Oatmeal Buttered Popcorn Cookies
*Adapted from The Smitten Kitchen Cookbook by Deb Perelman
1/2 cup oat flour
3/4 cup unbleached all-purpose flour
1/2 teaspoon fine sea salt
1/2 teaspoon baking soda
1/2 cup unsalted vegetable margarine (1 stick)
1/3 cup brown sugar
1/3 cup raw sugar (turbinado)
1 1/2 teaspoon egg replacer mixed with 2 tablespoons water (1 egg)

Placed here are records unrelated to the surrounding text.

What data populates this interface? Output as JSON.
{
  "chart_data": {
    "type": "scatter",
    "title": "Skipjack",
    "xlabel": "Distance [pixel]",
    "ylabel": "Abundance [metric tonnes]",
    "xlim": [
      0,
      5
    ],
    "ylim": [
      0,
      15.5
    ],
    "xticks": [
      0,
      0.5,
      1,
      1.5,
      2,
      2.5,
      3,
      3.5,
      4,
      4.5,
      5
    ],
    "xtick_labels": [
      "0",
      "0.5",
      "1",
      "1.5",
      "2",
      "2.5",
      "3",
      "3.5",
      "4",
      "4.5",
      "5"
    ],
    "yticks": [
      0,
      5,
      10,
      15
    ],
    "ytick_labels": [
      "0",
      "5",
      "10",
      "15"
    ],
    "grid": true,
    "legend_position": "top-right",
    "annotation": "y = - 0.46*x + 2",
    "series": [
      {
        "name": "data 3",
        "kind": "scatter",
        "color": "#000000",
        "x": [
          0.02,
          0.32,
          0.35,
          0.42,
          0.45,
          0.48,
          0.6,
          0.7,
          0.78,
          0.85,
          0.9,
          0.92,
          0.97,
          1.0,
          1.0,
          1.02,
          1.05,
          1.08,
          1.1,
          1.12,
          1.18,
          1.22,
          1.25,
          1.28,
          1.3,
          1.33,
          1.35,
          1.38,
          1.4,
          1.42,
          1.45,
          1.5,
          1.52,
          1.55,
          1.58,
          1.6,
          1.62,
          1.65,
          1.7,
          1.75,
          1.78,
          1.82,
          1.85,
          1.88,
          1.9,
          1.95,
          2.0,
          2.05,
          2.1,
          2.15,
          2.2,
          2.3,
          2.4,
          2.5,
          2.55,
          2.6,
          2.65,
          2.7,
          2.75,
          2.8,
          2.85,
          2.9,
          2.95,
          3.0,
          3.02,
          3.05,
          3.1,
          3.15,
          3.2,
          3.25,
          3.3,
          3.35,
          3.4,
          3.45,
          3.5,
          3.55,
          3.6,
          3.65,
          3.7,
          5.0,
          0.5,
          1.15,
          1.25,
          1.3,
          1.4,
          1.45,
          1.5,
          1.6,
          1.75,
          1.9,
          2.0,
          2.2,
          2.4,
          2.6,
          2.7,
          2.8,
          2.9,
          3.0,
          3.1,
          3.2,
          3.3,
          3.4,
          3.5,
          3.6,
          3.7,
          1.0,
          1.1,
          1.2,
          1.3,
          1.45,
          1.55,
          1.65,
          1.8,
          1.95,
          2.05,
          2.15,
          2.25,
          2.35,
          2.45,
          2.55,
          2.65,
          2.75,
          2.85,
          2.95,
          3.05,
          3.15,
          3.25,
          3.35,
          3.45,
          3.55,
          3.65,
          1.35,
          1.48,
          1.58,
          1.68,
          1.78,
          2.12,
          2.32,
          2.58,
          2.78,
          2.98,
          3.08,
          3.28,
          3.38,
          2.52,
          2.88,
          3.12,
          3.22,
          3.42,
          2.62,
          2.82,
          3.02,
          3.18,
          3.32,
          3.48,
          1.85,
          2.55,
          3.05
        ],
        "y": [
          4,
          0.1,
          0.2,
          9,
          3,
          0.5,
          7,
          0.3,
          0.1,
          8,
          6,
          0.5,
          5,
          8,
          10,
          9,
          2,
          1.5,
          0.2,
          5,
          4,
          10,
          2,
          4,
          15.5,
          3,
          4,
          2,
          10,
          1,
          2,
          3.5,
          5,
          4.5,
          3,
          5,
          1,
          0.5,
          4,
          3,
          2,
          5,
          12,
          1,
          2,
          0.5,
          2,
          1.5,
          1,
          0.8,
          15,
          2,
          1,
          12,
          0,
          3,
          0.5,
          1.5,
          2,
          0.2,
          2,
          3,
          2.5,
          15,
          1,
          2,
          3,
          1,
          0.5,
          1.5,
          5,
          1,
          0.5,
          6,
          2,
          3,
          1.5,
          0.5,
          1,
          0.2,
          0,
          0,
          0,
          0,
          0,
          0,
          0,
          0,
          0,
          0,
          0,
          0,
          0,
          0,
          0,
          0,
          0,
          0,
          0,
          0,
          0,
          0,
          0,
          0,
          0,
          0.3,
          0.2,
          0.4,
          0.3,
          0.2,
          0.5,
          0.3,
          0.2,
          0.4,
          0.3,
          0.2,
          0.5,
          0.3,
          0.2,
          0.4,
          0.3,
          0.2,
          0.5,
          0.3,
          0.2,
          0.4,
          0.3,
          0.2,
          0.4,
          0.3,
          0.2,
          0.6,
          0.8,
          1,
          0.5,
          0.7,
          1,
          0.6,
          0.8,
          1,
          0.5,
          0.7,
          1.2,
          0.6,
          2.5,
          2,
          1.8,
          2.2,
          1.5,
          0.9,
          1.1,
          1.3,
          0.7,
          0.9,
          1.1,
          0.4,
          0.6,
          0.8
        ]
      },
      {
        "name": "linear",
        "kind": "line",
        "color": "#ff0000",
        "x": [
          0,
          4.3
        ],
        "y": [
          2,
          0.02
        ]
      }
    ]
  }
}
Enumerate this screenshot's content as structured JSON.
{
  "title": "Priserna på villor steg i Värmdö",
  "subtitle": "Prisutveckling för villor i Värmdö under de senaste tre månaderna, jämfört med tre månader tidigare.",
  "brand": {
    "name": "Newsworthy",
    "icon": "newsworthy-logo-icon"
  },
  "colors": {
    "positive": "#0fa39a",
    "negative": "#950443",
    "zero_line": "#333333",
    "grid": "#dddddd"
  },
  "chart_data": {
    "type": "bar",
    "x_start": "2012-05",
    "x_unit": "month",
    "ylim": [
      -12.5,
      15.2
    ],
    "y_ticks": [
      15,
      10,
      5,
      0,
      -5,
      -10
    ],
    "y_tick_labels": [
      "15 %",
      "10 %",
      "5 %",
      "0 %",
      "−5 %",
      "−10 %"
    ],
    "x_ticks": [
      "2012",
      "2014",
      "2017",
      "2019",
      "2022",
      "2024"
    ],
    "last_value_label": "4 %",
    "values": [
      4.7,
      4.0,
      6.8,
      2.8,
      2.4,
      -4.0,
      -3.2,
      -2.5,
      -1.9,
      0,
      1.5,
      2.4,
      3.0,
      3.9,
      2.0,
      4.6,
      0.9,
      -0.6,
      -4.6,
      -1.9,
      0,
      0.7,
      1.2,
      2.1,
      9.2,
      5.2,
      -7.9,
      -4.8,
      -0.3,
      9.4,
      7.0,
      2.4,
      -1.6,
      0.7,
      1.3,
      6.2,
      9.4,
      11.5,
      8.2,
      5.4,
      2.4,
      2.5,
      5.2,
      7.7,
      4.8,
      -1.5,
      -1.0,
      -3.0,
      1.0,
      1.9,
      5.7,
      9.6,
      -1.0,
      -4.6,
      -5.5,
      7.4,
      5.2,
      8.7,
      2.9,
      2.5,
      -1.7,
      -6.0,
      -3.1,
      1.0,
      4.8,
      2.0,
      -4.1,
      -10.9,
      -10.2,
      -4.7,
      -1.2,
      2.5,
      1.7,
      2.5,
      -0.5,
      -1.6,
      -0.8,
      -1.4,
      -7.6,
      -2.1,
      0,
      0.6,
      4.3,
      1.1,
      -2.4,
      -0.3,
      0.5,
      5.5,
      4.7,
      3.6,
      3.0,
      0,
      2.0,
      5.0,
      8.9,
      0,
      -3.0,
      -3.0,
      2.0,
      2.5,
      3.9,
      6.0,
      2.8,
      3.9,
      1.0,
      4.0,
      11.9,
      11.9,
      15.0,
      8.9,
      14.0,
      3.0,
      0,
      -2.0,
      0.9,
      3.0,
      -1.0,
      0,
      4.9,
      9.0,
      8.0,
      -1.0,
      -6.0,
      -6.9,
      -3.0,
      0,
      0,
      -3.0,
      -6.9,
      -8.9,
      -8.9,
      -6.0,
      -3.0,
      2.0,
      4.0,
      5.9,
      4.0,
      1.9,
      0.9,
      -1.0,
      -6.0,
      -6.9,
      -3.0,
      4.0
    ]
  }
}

1/2 teaspoon vanilla extract
1/8 teaspoon imitation butter extract
1/4 cup unpopped popcorn (turns into 4-5 cups popped)
2 tablespoons canola oil
Preheat oven to 350. Line a cookie tray with parchment paper. In a medium saucepan, pop the popcorn. Set aside and allow to cool while you prepare the dough. In a small bowl, add the dry ingredients--flours, salt, baking soda--and mix together well with a fork. Next, in a medium mixing bowl, with a hand blender, mix together the margarine and sugars until creamy. (It won't be completely smooth because of the addition of the raw sugar). Add the egg replacer and blend until well incorporated. Then the extracts. Slowly add in the flour--blending only on low for a short bit--like five seconds. (Most of the mixing you'll have left will require you to use your hands.) Finally, add in the popped popcorn and begin shaping the dough into balls. Space them about two inches apart on the cookie sheet. Bake for 10-12 minutes or until the edges just begin to brown a bit. Remove from oven, allow to cool. Store in an airtight container.